To restore a key piece of the 1965 Voting Rights Act, Democrats in the U.S. Senate needed 10 Republicans to vote with them to even bring the bill up for debate. They got just one one on Wednesday: Sen. Lisa Murkowski.
“I want us to continue to reduce those barriers to Americans ability to vote,” she said in a speech on the Senate floor Wednesday, before the procedural vote, “whether it is geographic, whether it’s logistical — we certainly know about that in Alaska — whether it’s partisan, or some other form.”
Free and fair elections are a cornerstone of democracy and American identity, Murkowski said.

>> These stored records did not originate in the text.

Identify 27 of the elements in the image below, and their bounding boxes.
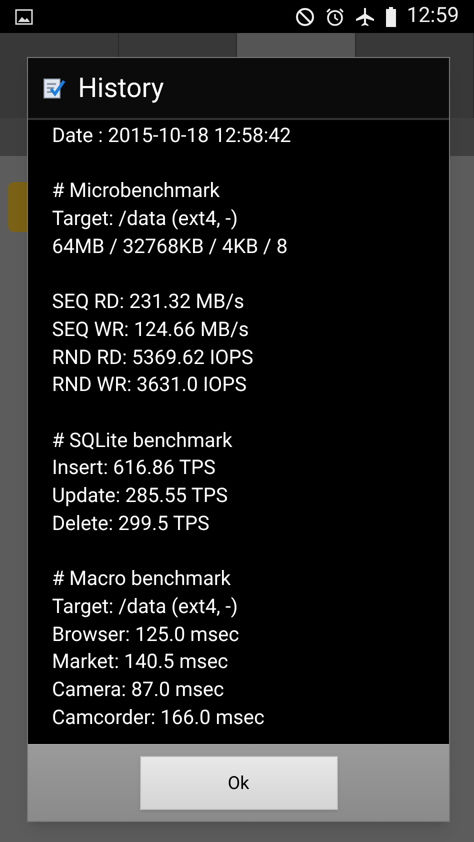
result-line: Camera: 87.0 msec bbox=[52, 676, 224, 703]
result-line: RND RD: 5369.62 IOPS bbox=[52, 344, 254, 371]
result-line: # SQLite benchmark bbox=[52, 426, 232, 454]
result-line: Update: 285.55 TPS bbox=[52, 482, 228, 510]
result-line: 64MB / 32768KB / 4KB / 8 bbox=[52, 232, 288, 260]
result-line: Insert: 616.86 TPS bbox=[52, 454, 216, 482]
dialog-title: History bbox=[78, 70, 164, 106]
battery-icon bbox=[384, 6, 397, 26]
ok-button[interactable]: Ok bbox=[140, 756, 338, 810]
result-line: Target: /data (ext4, -) bbox=[52, 205, 238, 232]
alarm-icon bbox=[324, 6, 345, 26]
do-not-disturb-icon bbox=[294, 6, 315, 26]
result-line: SEQ RD: 231.32 MB/s bbox=[52, 288, 244, 316]
result-line: RND WR: 3631.0 IOPS bbox=[52, 371, 247, 398]
result-line: Target: /data (ext4, -) bbox=[52, 592, 238, 620]
result-line: Browser: 125.0 msec bbox=[52, 620, 240, 648]
image-icon bbox=[15, 8, 33, 24]
result-line: Market: 140.5 msec bbox=[52, 648, 228, 676]
clock-time: 12:59 bbox=[406, 2, 459, 30]
result-line: Date : 2015-10-18 12:58:42 bbox=[52, 122, 291, 149]
result-line: SEQ WR: 124.66 MB/s bbox=[52, 316, 249, 343]
result-line: Delete: 299.5 TPS bbox=[52, 510, 210, 537]
result-line: # Macro benchmark bbox=[52, 565, 231, 592]
checklist-icon bbox=[42, 76, 66, 100]
airplane-icon bbox=[354, 6, 375, 26]
result-line: Camcorder: 166.0 msec bbox=[52, 704, 264, 731]
result-line: # Microbenchmark bbox=[52, 177, 220, 204]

The John Lewis Voting Rights Advancement Act would reinstate parts of the Civil Rights Era-law that the U.S. Supreme Court overturned in 2013. The centerpiece of the bill would restore the “preclearance” requirement. Until the Supreme Court struck it down, it required states with a history of discrimination to get the Justice Department to sign off before they change their voting rules.
As vice chair of the Senate Indian Affairs Committee, Murkowski said she feels especially obligated to address long-standing voting barriers that Native people face. The last renewal of the Voting Rights Act passed the Senate unanimously, she said.
“Wouldn’t that be a goal for us all?” she asked. “Wouldn’t that send the signal to people across this country from Alaska to Maine, to have faith, to have faith in our electoral process, in our elections?”
Murkowski said she doesn’t support the bill itself yet. She wanted the Senate to open debate on it while negotiations continue.
Senate Democrats say the bill is needed more than ever because Republican-led states are trying to make it harder to vote. Some states are trying to prune voter rolls and limit mail-in balloting, arguing that it will reduce the potential for voter fraud. That’s despite a lack of evidence showing widespread fraud in state or national elections.
(The conservative Heritage Foundation established a voter fraud database. It shows a few dozen cases in 2020, spread across multiple states.)
Sen. John Cornyn, R-Texas, argued against the John Lewis Act. He said it would give the Democratic Party control over state laws.
“In other words, the states would have to ask the federal government: Can we pass laws in in our state?” he said. “And it would be up to the Biden Justice Department and Merrick Garland to say yes or no.”
The vote to open debate on the bill failed 50-49. Senate Majority Leader Chuck Schumer voted no, a procedural tactic that allows him to bring the bill back up more easily. But it’s not clear there is even one other Republicans willing to advance the legislation, let alone nine.